Auch der unflexible Arbeitsmarkt wird als problematisch erachtet, obschon Streiks in Deutschland zur Zeit selten geworden sind.

Durch disziplinierte Lohnverhandlungen seien die Arbeitskosten zumindest unter Kontrolle gebracht – ganz im Gegensatz zu den südeuropäischen EU-Ländern.

Das sei auch ein Grund für die wettbewerbsfähig hohe Produktivität von Arbeit in Deutschland – und für die hohen Exporte (nach Südeuropa).

In Deutschland ist wie in anderen EU-Ländern der öffentliche Haushalt stark belastet – wegen der hohen Sozialleistungen (Staatsschulden, Haushaltsdefizit).

2010 werden rund ein Viertel des deutschen Haushaltes durch Neuaufnahme von Schulden finanziert.

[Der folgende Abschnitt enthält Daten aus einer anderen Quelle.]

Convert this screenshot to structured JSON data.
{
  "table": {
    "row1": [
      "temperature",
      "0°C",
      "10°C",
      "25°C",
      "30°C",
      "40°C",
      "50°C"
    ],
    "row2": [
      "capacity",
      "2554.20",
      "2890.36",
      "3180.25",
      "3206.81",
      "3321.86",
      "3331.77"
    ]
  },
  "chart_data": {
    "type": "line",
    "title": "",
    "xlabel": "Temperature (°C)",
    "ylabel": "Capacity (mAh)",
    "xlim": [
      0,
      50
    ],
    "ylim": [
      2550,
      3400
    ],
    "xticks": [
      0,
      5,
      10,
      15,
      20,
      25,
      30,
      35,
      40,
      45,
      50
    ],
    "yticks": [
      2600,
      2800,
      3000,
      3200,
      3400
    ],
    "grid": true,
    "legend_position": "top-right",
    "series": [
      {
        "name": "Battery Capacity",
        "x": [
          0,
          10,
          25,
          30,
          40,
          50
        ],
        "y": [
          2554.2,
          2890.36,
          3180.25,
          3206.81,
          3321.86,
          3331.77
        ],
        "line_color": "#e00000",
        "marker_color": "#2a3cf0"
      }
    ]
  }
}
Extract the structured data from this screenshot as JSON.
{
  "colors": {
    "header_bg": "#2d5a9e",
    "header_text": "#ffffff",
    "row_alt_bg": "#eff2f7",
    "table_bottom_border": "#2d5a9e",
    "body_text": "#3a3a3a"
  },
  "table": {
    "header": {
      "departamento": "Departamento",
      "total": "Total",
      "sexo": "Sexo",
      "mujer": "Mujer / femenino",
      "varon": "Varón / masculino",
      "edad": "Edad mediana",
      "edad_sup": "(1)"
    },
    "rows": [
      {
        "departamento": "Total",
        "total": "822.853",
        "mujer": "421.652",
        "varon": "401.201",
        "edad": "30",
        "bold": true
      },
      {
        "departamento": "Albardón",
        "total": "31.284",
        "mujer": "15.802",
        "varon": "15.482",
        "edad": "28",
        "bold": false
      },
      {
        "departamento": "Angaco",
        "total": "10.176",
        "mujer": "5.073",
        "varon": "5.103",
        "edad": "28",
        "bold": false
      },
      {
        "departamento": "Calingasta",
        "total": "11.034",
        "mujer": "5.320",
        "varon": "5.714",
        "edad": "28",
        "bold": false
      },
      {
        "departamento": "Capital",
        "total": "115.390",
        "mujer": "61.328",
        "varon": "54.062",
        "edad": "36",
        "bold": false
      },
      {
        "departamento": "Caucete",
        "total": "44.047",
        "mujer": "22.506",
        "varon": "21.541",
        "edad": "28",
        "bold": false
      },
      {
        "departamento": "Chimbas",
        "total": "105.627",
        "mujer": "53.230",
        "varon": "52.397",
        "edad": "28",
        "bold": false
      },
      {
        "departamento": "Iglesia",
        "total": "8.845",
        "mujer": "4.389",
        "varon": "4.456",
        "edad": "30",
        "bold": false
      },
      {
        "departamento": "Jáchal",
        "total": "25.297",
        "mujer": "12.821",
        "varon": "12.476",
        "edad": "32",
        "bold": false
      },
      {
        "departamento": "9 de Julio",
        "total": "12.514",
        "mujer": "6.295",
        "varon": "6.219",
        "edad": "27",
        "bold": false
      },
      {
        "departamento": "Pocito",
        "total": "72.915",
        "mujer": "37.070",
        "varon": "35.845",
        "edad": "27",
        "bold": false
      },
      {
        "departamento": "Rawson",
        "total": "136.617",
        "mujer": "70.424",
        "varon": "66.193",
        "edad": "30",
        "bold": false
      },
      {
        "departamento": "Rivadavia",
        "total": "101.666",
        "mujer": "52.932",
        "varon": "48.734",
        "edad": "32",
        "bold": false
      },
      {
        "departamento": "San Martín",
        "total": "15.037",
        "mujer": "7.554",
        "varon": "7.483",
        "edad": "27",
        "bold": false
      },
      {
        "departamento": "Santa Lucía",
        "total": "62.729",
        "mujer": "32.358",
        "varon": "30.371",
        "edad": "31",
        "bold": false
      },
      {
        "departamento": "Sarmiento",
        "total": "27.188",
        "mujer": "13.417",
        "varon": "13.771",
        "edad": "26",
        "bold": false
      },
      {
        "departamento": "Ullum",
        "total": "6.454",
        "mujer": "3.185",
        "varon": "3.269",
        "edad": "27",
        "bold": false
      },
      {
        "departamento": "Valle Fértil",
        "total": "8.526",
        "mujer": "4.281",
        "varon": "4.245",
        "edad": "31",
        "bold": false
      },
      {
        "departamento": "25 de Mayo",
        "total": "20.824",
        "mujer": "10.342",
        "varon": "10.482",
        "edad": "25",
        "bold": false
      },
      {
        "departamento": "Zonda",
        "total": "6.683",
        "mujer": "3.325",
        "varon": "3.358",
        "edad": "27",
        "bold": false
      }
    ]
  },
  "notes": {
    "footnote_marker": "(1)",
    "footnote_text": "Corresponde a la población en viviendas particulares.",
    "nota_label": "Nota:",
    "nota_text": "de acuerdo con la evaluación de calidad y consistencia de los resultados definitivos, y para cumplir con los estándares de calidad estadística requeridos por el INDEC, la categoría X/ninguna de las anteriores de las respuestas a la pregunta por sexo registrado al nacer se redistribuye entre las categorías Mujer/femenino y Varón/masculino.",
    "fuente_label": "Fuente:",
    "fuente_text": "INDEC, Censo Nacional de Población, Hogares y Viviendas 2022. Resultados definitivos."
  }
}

Ähnlich wie in der Schweiz tickt auch in Deutschland in demografische Zeitbombe, kombiniert mit hohen Geburtenraten in Familien mit so genanntem Migrationshintergrund.

Im Gegensatz zur Schweiz gesellt sich dazu eine erhöhte Auswanderung der gut Qualifizierten.

Die deutsche Gesellschaft ist deshalb tief verunsichert. Die Staatsgläubigkeit ist entsprechend gewachsen, auch im Zug der Wirtschaftskrise.

Doch Deutschland, die grösste Volkswirtschaft Europas, bleibt auch der grösste Markt auf dem Kontinent.

Deutschsprachige gibt es insgesamt rund 100 Millionen.